Frances had to hold back a giggle. “The letters on her badge are
S-C-A-R
, Harold. They stand for Society for Children's Aid and Relief. You're reading them wrong.”

“Well, then, the badge is wrong,” Harold insisted. “Because she's
SCARY
.”

“You're right about that,” Jack said. “You know what I call her? Miss Meansleeves.” He started humming the song “Greensleeves,” and Frances and Harold couldn't stop laughing.

“I bet that's why there wasn't enough food today,” Frances added. “She's hiding it all in her sleeves.”

Jack snorted. “Ha! What do you think, Harold?”

Harold had turned to the window. His eyebrows were scrunched up, and he was chewing on his lip.

“What's wrong?” Frances asked.

“Remember what Quentin said about how in Kansas they wouldn't want you if you were lame?” he asked. “What did that mean?”

“You're not lame,” Frances told him. “You run all over the place, silly.”

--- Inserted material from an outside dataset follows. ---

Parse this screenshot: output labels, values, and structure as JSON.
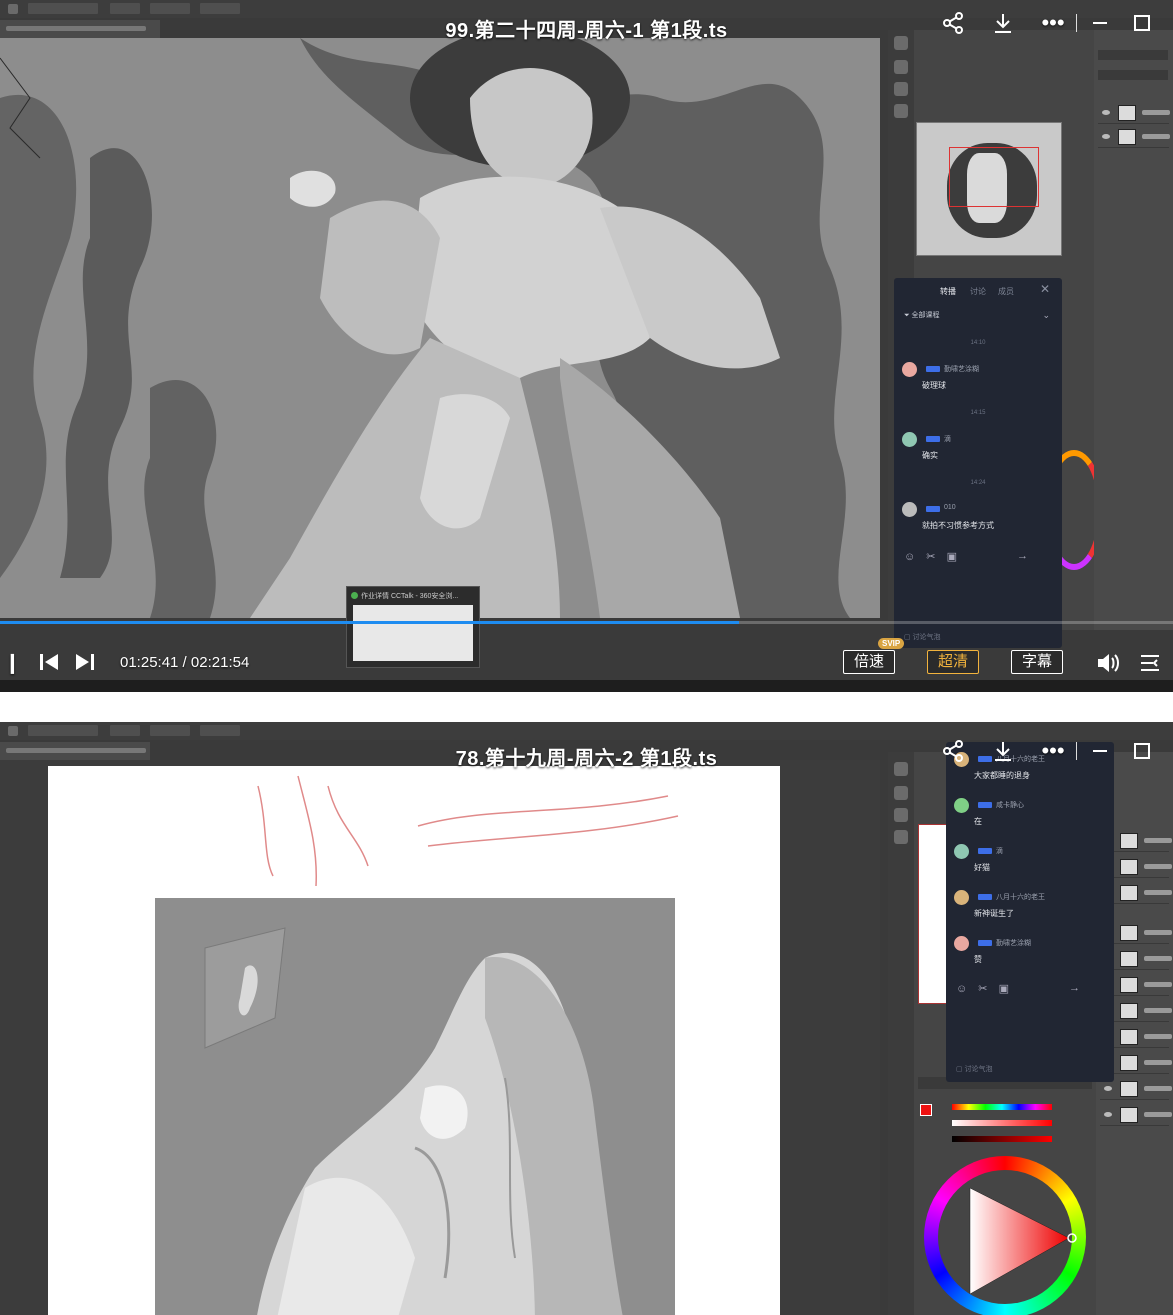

“But it does make you wonder what it's going to be like in Kansas, doesn't it?” Jack pointed out. “It makes you think about the . . . the rumors.”

Rumors.
The word gave Frances a shivery feeling. She'd first started hearing the rumors at the home, not long after the ribbons were handed out. The whispers went from bed to bed that night. Then, at Grand Central Depot, she'd listened to the Italian kid, Lorenzo, telling another boy stories he'd heard about what happened at the end of these train journeys.

“Is it true that when you get off the train, they make you line up so the grown-ups can pick you out?” Harold asked.

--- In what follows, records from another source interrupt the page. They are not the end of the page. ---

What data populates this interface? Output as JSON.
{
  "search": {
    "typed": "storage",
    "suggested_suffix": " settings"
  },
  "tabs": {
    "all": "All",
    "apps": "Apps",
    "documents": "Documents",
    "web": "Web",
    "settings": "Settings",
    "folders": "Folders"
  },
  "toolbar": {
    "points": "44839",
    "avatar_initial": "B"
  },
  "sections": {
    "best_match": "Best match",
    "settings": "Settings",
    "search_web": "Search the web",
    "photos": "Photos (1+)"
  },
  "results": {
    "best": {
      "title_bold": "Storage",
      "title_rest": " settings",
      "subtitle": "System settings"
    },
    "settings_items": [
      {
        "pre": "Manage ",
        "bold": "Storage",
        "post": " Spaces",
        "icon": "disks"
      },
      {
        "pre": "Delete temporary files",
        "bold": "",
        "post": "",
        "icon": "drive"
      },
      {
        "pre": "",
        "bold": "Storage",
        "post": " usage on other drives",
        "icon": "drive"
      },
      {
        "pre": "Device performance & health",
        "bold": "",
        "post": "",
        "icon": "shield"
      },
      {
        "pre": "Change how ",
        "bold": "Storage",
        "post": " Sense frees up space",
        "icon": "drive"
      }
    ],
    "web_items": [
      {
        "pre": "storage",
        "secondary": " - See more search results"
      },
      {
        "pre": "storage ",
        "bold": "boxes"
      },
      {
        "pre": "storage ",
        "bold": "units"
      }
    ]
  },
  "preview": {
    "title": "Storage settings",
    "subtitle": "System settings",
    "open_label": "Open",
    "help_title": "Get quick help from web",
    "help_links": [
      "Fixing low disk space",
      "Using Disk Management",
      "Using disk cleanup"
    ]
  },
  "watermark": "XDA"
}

“I don't know,” Jack said. His brow was furrowed, Frances noticed.
Had he heard that rumor too?

Near dusk the train made a stop outside Harrisburg, Pennsylvania. Mrs. Routh brought in a water pail with a dipper, and everyone lined up for a drink.

Jack noticed Mrs. Routh pulling the porter aside to request the pail be refilled. “
Someone
was supposed to make sure the children weren't thirsty,” she said wearily. Jack supposed she meant Miss DeHaven. “But I'll take care of it from now on. I'm here to help, after all.”

Then the train continued in the direction of the sunset. It was getting dim inside the train car, with only a few of the kerosene lamps hanging from the top of the car flickering weakly. Some of the younger kids began to doze, but Jack and Frances talked on in low voices, with Harold doing his best to stay awake.

“A kid behind me in line said he'd heard when the adults are picking you out, they inspect your teeth,” said Jack. “Like a horse or something.”